Vari dati riportati dai giornali dell’epoca collegarono inizialmente all’ascolto della canzone almeno 19 morti, tra Ungheria e Stati Uniti. Sempre secondo la leggenda, prima che il governo ungherese si decidesse a vietare l’esecuzione della canzone in pubblico, il numero delle “vittime” era aumentato fino a cento. Molti aneddoti pittoreschi sono giunti con gli anni ad abbellire la leggenda: persone che commisero suicidio nei modi più svariati, in varie parti del mondo, per impiccagione, per asfissia, per ferita auto-inflitta con arma da fuoco.

Eventi nei quali le indagini rivelavano sempre la presenza di un disco con la registrazione di Gloomy Sunday; oppure, situazioni nelle quali il suicida diceva addio al mondo dopo aver ascoltato un’esecuzione della composizione (per soddisfare maggiore curiosità in merito, potete consultare questo link). Lupus in fabula, lo stesso autore della composizione, Rezső Seress, commise suicidio nel 1968. Prima saltò da una finestra, ma sopravvisse; quindi, in ospedale, si strangolò a morte con un filo di ferro.

Al di là del folklore, c’è da dire che probabilmente moltissimi di questi eventi furono gonfiati dalla stampa, nel tentativo di creare un fenomeno di cui parlare. Molte delle morti in questione non furono di fatto verificabili, e oltre a questo è purtroppo normale pensare che in un’epoca disperata come gli anni ’30 (in piena depressione economica) un tasso significativamente alto di suicidi fosse da prevedersi. C’è poi da rilevare che, come confermato da numerosi dati statistici, l’Ungheria ha sempre riportato come paese un numero di suicidi maggiore rispetto ad altri.

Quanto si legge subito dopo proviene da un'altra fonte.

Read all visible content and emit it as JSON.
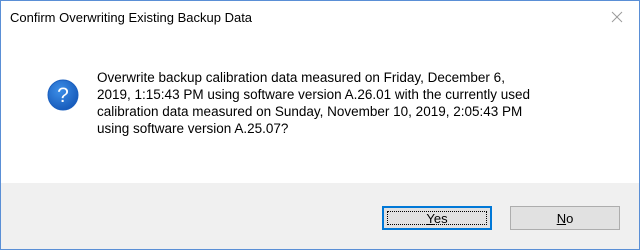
{
  "dialog": {
    "title": "Confirm Overwriting Existing Backup Data",
    "close_icon": "close-icon",
    "icon": "question-icon",
    "accent_color": "#0078d7",
    "icon_color": "#1e6fd9",
    "message_lines": [
      "Overwrite backup calibration data measured on Friday, December 6,",
      "2019, 1:15:43 PM using software version A.26.01 with the currently used",
      "calibration data measured on Sunday, November 10, 2019, 2:05:43 PM",
      "using software version A.25.07?"
    ]
  },
  "buttons": {
    "yes": {
      "mnemonic": "Y",
      "rest": "es"
    },
    "no": {
      "mnemonic": "N",
      "rest": "o"
    }
  }
}
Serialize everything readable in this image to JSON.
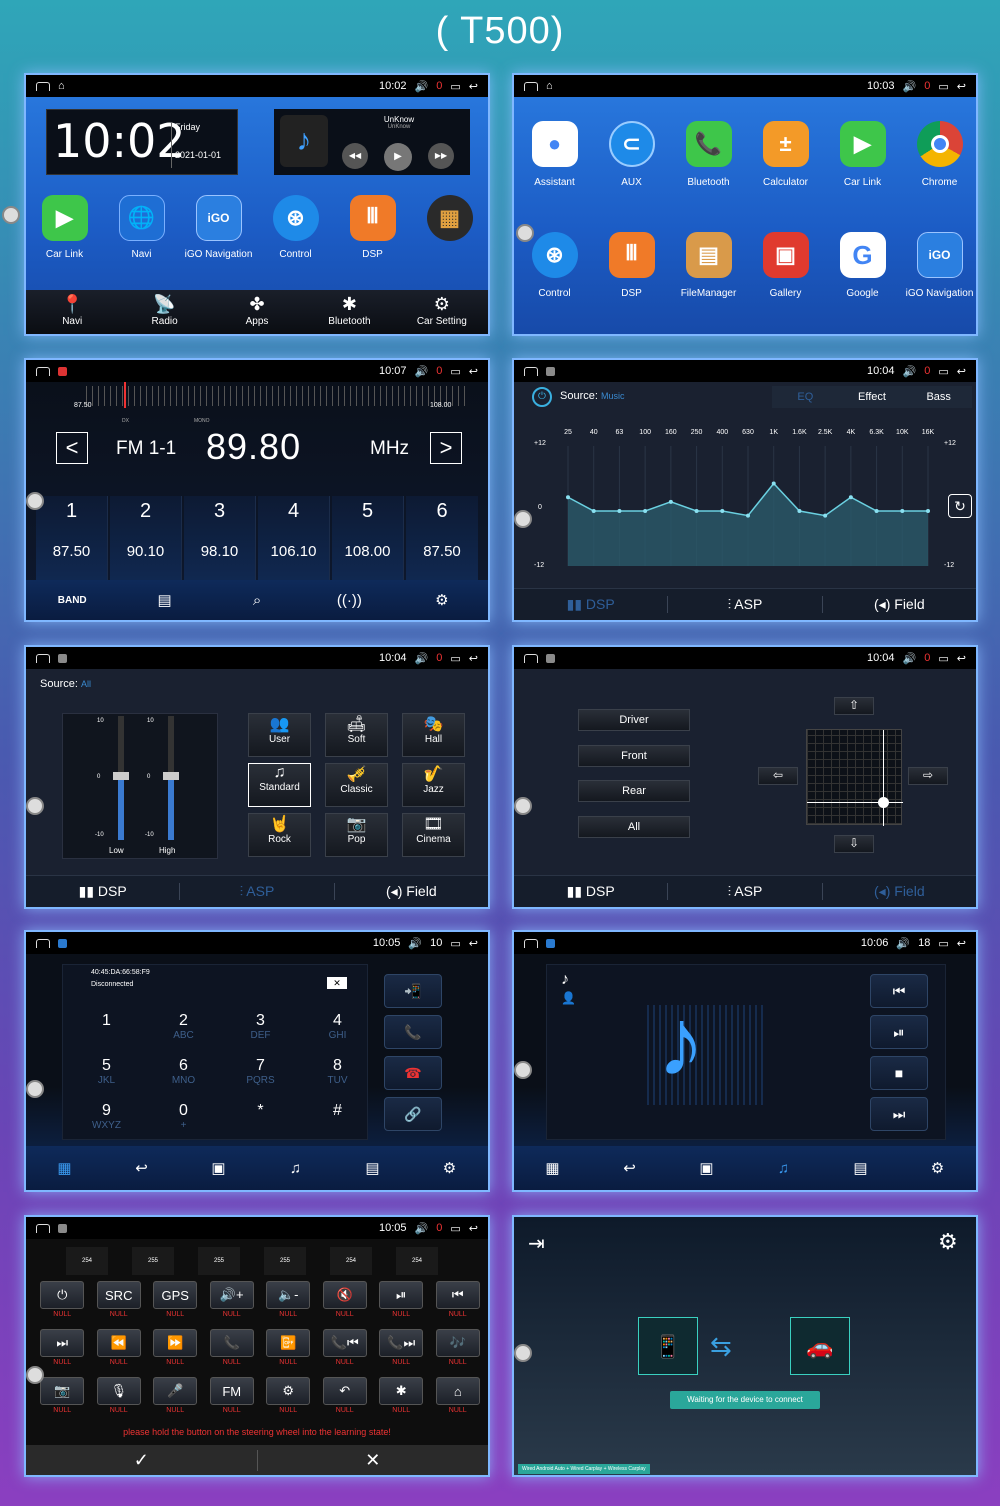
{
  "title": "( T500)",
  "home": {
    "time": "10:02",
    "day": "Friday",
    "date": "2021-01-01",
    "status_time": "10:02",
    "status_val": "0",
    "song": "UnKnow",
    "artist": "UnKnow",
    "apps": [
      "Car Link",
      "Navi",
      "iGO Navigation",
      "Control",
      "DSP"
    ],
    "dock": [
      "Navi",
      "Radio",
      "Apps",
      "Bluetooth",
      "Car Setting"
    ]
  },
  "apps": {
    "status_time": "10:03",
    "status_val": "0",
    "row1": [
      "Assistant",
      "AUX",
      "Bluetooth",
      "Calculator",
      "Car Link",
      "Chrome"
    ],
    "row2": [
      "Control",
      "DSP",
      "FileManager",
      "Gallery",
      "Google",
      "iGO Navigation"
    ]
  },
  "radio": {
    "status_time": "10:07",
    "status_val": "0",
    "scale_min": "87.50",
    "scale_max": "108.00",
    "dx": "DX",
    "mono": "MONO",
    "band": "FM 1-1",
    "freq": "89.80",
    "unit": "MHz",
    "band_btn": "BAND",
    "presets": [
      {
        "n": "1",
        "f": "87.50"
      },
      {
        "n": "2",
        "f": "90.10"
      },
      {
        "n": "3",
        "f": "98.10"
      },
      {
        "n": "4",
        "f": "106.10"
      },
      {
        "n": "5",
        "f": "108.00"
      },
      {
        "n": "6",
        "f": "87.50"
      }
    ]
  },
  "eq": {
    "status_time": "10:04",
    "status_val": "0",
    "source_label": "Source:",
    "source": "Music",
    "tabs": [
      "EQ",
      "Effect",
      "Bass"
    ],
    "bands": [
      "25",
      "40",
      "63",
      "100",
      "160",
      "250",
      "400",
      "630",
      "1K",
      "1.6K",
      "2.5K",
      "4K",
      "6.3K",
      "10K",
      "16K"
    ],
    "y_top": "+12",
    "y_mid": "0",
    "y_bot": "-12",
    "bottom": [
      "DSP",
      "ASP",
      "Field"
    ]
  },
  "asp": {
    "status_time": "10:04",
    "status_val": "0",
    "source_label": "Source:",
    "source": "All",
    "slider_top": "10",
    "slider_mid": "0",
    "slider_bot": "-10",
    "slider_labels": [
      "Low",
      "High"
    ],
    "presets": [
      "User",
      "Soft",
      "Hall",
      "Standard",
      "Classic",
      "Jazz",
      "Rock",
      "Pop",
      "Cinema"
    ],
    "bottom": [
      "DSP",
      "ASP",
      "Field"
    ]
  },
  "field": {
    "status_time": "10:04",
    "status_val": "0",
    "buttons": [
      "Driver",
      "Front",
      "Rear",
      "All"
    ],
    "bottom": [
      "DSP",
      "ASP",
      "Field"
    ]
  },
  "phone": {
    "status_time": "10:05",
    "status_val": "10",
    "mac": "40:45:DA:66:58:F9",
    "state": "Disconnected",
    "keys": [
      {
        "d": "1",
        "l": ""
      },
      {
        "d": "2",
        "l": "ABC"
      },
      {
        "d": "3",
        "l": "DEF"
      },
      {
        "d": "4",
        "l": "GHI"
      },
      {
        "d": "5",
        "l": "JKL"
      },
      {
        "d": "6",
        "l": "MNO"
      },
      {
        "d": "7",
        "l": "PQRS"
      },
      {
        "d": "8",
        "l": "TUV"
      },
      {
        "d": "9",
        "l": "WXYZ"
      },
      {
        "d": "0",
        "l": "+"
      },
      {
        "d": "*",
        "l": ""
      },
      {
        "d": "#",
        "l": ""
      }
    ]
  },
  "btmusic": {
    "status_time": "10:06",
    "status_val": "18"
  },
  "steering": {
    "status_time": "10:05",
    "status_val": "0",
    "values": [
      "254",
      "255",
      "255",
      "255",
      "254",
      "254"
    ],
    "buttons": [
      "⏻",
      "SRC",
      "GPS",
      "🔊+",
      "🔈-",
      "🔇",
      "⏯",
      "⏮",
      "⏭",
      "⏪",
      "⏩",
      "📞",
      "📴",
      "📞⏮",
      "📞⏭",
      "🎶",
      "📷",
      "🎙",
      "🎤",
      "FM",
      "⚙",
      "↶",
      "✱",
      "⌂"
    ],
    "null": "NULL",
    "hint": "please hold the button on the steering wheel into the learning state!"
  },
  "carplay": {
    "waiting": "Waiting for the device to connect",
    "footer": "Wired Android Auto + Wired Carplay + Wireless Carplay"
  }
}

Insomma, si tratta come spesso accade di una leggenda metropolitana, gonfiata ad arte dai giornali e dai media e venduta come reale, per accattivarsi lettori e creare particolari interessanti e macabri da spulciare. Oggi, possiamo credere che nella leggenda non ci fosse niente di vero, e che le “vittime” della canzone non furono altro che che vittime di loro stesse.